Friday, 31 December 2021

The Floyd-Hole: Every Pink Floyd Album - Part 3

 MORE - REVIEW


Cirrus Minor kicks off the album with pleasing nature sounds and birdsong before a gentle acoustic guitar shows up. The lyrics are sung in a very melancholy way and the organ playing sounds like a funeral service, giving the song a depressing effect overall (quite the contrast to the pleasant background birdsong throughout). This song feels like it was meant to encourage sullen introspection.

The Nile Song up next is abruptly upbeat and loud comparatively, with hard rocking guitars and screaming vocals. The lyrics are overly simplistic, but the whole song has this "primitive rock" vibe that revels in simple lyrics. Very different to any PF song that precedes it so far, feeling more like something you might actually hear on a rock radio station.

Up next, Crying Song again, jarringly, shifts the whole tone of the album - this time, things are soft and dulcet, and framed in that echo-y hippie tone that PF seems to love at this point. They lyrics sing of sadness and hardship, but the overall tone of the song is somewhat optimistic. A layman like me might conclude PF is trying to show off the many facets of sadness in these first three songs

Up the Khyber is fast-paced and upbeat, with jarring piano/organ chord strokes not unlike those of experimental jazz. This one feels like a weird 2-minute interlude more than a proper song.

Green is the Colour kicks off with gentle acoustic guitar and pan flutes, again turning the whole tone of the album on a dime. It sounds very folksy, almost whimsical. The singing is forlorn, almost sullen, which again flies against the jaunty nature of the music behind it.

The next song, Cymbaline, has soft piano and soothing bongos, but the lyrics are obviously depressing. A much slower, more reflective song to be sure - I think PF is starting to embrace the idea that music can inspire a psychological journey. 

Party Sequence sounds more like an ambient interlude than anything - peppy jungle drums over a jaunty flute riff that fades into the next song. The juxtaposition of the two instrument styles work, surprisingly.

Main Theme conversely, has an ominous (gong?) roll-in and haunting organ music, which feels creepy and suspenseful until the drums and guitar show up to shift the tone of the song into something more jazzy. There's a Middle-Eastern tonality running throughout the track (sitars and whatnot), and it combines with the rest of the music in a good way to build what I can only describe as "ancient aliens making jazz".

Ibiza Bar immediately kicks into hard-rock mode with heavy guitars and a conventional backing beat. It's not above the usual PF organ sounds and twee vocals, but here it does a better job of blending them organically into such a heavy song. Another one that wouldn't sound out of place on the radio.

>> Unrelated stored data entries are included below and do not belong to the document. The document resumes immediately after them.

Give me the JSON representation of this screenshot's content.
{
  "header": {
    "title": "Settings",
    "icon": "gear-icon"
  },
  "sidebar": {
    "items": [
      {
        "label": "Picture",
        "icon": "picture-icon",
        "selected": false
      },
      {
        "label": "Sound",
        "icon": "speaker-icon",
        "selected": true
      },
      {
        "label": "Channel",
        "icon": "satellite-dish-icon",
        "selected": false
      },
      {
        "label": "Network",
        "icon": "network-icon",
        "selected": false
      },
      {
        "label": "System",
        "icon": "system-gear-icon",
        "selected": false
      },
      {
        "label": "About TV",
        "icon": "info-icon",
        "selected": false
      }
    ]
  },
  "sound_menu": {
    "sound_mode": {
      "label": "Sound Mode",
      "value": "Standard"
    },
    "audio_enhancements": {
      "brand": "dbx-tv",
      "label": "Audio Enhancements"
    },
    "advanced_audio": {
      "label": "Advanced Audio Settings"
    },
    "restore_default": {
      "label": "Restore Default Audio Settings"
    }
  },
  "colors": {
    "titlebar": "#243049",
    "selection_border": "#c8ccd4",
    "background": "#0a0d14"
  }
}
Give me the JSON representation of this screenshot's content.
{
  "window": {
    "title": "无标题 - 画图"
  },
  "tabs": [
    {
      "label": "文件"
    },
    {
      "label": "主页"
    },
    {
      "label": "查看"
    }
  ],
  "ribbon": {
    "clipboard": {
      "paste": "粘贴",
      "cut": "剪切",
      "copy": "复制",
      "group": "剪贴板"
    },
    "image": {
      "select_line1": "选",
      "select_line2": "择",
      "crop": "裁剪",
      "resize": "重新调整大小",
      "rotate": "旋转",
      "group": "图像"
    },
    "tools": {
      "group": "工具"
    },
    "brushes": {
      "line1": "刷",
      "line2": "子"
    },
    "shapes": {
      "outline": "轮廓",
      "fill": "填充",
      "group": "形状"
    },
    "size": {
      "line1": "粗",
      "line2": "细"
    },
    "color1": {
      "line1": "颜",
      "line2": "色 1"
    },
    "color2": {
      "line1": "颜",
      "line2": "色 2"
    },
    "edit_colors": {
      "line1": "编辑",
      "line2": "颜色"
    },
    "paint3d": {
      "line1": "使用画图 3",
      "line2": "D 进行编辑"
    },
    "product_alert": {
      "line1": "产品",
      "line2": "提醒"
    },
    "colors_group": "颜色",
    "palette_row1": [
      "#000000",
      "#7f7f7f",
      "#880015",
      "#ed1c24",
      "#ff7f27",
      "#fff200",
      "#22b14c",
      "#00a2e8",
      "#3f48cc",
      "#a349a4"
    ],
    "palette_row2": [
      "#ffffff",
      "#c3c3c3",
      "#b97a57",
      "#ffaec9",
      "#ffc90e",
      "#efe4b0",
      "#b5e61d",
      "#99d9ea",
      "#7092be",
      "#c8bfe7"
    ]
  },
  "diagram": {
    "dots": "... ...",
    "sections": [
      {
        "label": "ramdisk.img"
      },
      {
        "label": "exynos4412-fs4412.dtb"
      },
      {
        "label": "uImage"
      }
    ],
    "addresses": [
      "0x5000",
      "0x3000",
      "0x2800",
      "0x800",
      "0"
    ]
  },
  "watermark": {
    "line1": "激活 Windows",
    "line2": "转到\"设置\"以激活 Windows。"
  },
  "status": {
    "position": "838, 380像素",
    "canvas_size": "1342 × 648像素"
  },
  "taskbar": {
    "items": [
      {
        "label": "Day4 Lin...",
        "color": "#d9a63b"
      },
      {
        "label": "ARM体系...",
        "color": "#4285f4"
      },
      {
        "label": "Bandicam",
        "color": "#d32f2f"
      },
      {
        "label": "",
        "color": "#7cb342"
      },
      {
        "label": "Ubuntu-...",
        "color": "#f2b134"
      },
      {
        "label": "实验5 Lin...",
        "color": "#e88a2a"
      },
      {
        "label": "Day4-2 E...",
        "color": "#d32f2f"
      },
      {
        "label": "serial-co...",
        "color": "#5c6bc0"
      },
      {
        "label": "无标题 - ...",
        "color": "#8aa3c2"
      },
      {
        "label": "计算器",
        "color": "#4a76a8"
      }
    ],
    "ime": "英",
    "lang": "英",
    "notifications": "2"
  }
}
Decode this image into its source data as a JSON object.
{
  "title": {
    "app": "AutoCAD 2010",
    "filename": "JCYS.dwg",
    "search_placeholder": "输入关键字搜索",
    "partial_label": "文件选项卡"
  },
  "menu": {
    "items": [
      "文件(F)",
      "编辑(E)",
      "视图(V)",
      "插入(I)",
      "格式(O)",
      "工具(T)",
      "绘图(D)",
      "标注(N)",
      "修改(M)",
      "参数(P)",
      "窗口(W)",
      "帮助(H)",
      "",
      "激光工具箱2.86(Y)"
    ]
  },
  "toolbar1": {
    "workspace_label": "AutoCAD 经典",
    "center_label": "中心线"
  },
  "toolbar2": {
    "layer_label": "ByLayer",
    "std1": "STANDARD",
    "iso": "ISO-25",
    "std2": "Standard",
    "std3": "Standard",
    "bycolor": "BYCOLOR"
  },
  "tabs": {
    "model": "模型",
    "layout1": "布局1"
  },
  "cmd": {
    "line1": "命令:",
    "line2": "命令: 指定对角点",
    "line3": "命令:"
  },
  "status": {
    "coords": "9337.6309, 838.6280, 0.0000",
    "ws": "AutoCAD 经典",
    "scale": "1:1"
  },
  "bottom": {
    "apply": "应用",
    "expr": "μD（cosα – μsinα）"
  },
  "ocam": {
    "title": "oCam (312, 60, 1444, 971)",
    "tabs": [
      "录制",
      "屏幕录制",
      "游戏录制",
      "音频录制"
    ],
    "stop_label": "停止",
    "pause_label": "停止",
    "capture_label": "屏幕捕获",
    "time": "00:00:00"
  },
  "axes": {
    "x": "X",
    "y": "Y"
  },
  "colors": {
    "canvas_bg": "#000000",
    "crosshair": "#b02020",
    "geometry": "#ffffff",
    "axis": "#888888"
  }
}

More Blues definitely has the distinctive guitar riffs made famous in blues music, and though you'd think the blues aren't exactly PF's style, they make it work here... but that's probably because it's also a very generic blues song with no lyrics. Just morose guitar and gentle beat.

Quicksilver begins with bizarre quasi-industrial sounds, in stark contrast to the nature of the previous song. Gentle chimes and dull roars give this song a very sci-fi feel, like something from the soundtrack to  Logan's Run or Lost in Space. This time, the random organ music works in the song's favor, being a staple of the sci-fi genre. No lyrics though - very clearly an ambience song.

In the next song, A Spanish Piece, a classical acoustic guitar plays over someone mumbling in sinister-sounding Spanish gibberish while making weird mouth noises. It is a strange, brief song clearly meant as another interlude.

Dramatic Theme finalizes the album with chunky bass lines and a groovy, metropolitan tone. Again, wildly different to the styles of its predecessors. Electric guitar plucking echoes into the distance, making this song sound more like something from the '80s rather than the '60s.


Overall: This album is all over the place, but unlike the earlier albums where it seemed like the chaos was PF trying to find a sound that sticks, this effort feels more like PF probing the depths at which their music can affect someone. I suppose since this album was the soundtrack to an experimental European film, they might have been directed to craft emotion-churning music from the start - the end result inspires a lot of introspection, and to me, marks the genesis of PF's reputation as "stoner music". The album has a hefty amount of interludes and songs sans lyrics, which is telling of its origin as a film soundtrack - I think More suffers by being chained to the whims of a film rather than the musicians, however I do believe PF came away from this album with a better understanding of how to use their music in order to drive the emotions of the listener.